Something I like about the overall visual language of english is the LACK of seperate marks.
One thing about accent marks is that I fond them a bit of a pain to write over time. especially when I am writing cursive and doting i’s and t’s is already an extra step. And even outside of cursive, in print, its nice to write a single character with a single stroke, which is something I do like about english. maybe instead of seperate accents, we try those tail things that some languages use that are connected to the modified letter so you dont have to raise your hand an extra time.
Excellent point!
midshipman8654 - here's a mnemonic hint for you: 'seperate' - there's *a rat* in separate.
True, but I think we’d just get used to it. Eventually.
Yes, english is fun when you get the hang of it. But reading a lot can help you learn to guess your way around. I don't know how I could have coped with the intricasies of the English llanguage without reading a lot (oh yes, and old books, like Dickens and Jane Austen). English is better in the end without all those accents.
Kia Ora from New Zealand. I love this, as I'm involved with helping refugees from non-English speaking countries, & I know how daunting learning our language is to them. Saw, saw, soar, sore??? Sight, site, cite; honesty, hone, honour; quay, key etc...
I was taught by Irish Catholic nuns (!!!) Back in the '60s, & my children think I'm hilarious pronouncing what, when, white, which etc the way I do (I'm certain one of those delightful ladies might haunt me if I didn't!), so I enjoyed this post very much, thank you!
In some accents the /l/ in "salmon" is pronounced.
Your videos always reach a very high cultural level, and your explanations are never boring. I like them very much!
Agreed - and also Rob's pleasant sounding voice and clear pronunciation.
I agree his pronunciation is so perfect and easy to understand.@@stephenbaker7079
I discovered this channel by accident and I am hooked. I find it so refreshing that someone wants to improve our understanding of the English language rather than dumb it down with the use of emojis and text slang.
Dumbing it down is simply better for a world in which we mostly communicate through text on a screen.

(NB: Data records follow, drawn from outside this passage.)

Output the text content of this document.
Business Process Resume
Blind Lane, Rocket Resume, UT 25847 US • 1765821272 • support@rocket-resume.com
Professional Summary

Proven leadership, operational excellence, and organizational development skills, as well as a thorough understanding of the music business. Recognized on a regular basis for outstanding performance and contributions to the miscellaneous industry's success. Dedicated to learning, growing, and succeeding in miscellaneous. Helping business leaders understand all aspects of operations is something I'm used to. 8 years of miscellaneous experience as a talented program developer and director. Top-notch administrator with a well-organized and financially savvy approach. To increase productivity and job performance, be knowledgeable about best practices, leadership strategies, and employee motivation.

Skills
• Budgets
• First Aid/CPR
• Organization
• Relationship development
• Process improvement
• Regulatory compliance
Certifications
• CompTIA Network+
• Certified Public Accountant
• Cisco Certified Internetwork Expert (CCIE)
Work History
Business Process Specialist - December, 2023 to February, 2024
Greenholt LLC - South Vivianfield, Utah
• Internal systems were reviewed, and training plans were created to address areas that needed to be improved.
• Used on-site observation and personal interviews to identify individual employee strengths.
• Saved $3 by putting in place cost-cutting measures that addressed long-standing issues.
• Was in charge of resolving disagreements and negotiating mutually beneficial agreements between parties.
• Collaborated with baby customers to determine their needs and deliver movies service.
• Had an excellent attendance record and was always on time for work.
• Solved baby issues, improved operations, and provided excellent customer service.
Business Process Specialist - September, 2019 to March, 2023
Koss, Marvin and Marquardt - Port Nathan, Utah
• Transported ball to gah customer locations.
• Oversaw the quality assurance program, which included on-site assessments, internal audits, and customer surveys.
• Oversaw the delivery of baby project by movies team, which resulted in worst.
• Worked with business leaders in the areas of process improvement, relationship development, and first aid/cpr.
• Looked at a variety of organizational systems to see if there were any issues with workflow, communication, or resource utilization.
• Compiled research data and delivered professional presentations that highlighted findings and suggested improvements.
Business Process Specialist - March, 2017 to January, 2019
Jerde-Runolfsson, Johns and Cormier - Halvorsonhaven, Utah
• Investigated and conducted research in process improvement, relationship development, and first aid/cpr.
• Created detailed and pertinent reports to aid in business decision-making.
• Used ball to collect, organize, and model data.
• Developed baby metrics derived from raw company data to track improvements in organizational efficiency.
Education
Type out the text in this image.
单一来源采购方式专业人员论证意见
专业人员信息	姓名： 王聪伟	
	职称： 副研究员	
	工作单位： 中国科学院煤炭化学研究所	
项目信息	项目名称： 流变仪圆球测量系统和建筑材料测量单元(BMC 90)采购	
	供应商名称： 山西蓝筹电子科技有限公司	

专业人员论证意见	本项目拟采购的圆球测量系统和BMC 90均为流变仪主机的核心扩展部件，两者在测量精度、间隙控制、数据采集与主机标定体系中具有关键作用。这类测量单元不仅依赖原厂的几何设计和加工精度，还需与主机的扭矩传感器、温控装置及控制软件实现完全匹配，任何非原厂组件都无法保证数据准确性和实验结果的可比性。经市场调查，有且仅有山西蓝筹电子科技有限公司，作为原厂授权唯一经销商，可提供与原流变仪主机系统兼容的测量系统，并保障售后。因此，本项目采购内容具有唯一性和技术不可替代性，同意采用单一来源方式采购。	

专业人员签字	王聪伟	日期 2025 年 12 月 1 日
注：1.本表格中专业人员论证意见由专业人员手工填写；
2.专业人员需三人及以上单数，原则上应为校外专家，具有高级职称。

@@Merluch there is so much more use going on with a language than dumb internet talk
@@oh-noe meh not really.
Internet is where much of our communication happens nowadays
@@Merluch just because you spend your entire life on the internet doesn’t mean others do as well
I’m with you on the dots over schwa vowels. It adds information without cluttering up the text too much. Regarding the diaereses, an apostrophe would work as well (naïve/na‘ive, Zoë/Zo’e, dia’eresis) and it’s already on our keyboards.
But in general, I’m for preserving the mystery of written English. As someone (it might have been Strunk in _The Elements of Style_ ) said (more or less), written English is such a conglomeration of influences from every place and time, that it’s closer to hieroglyphics than mere, clerical phonetics.
The apostrophe is used to indicate a glottal stop in words like Hawai'i, Na'vi, Qur'an etc. IMO, best not to overload it with multiple interpretations. Besides, the diaeresis is already well-established for words like naïve, Noël etc.
Love it! When learning French, I found the accents were very helpful. English would benefit greatly.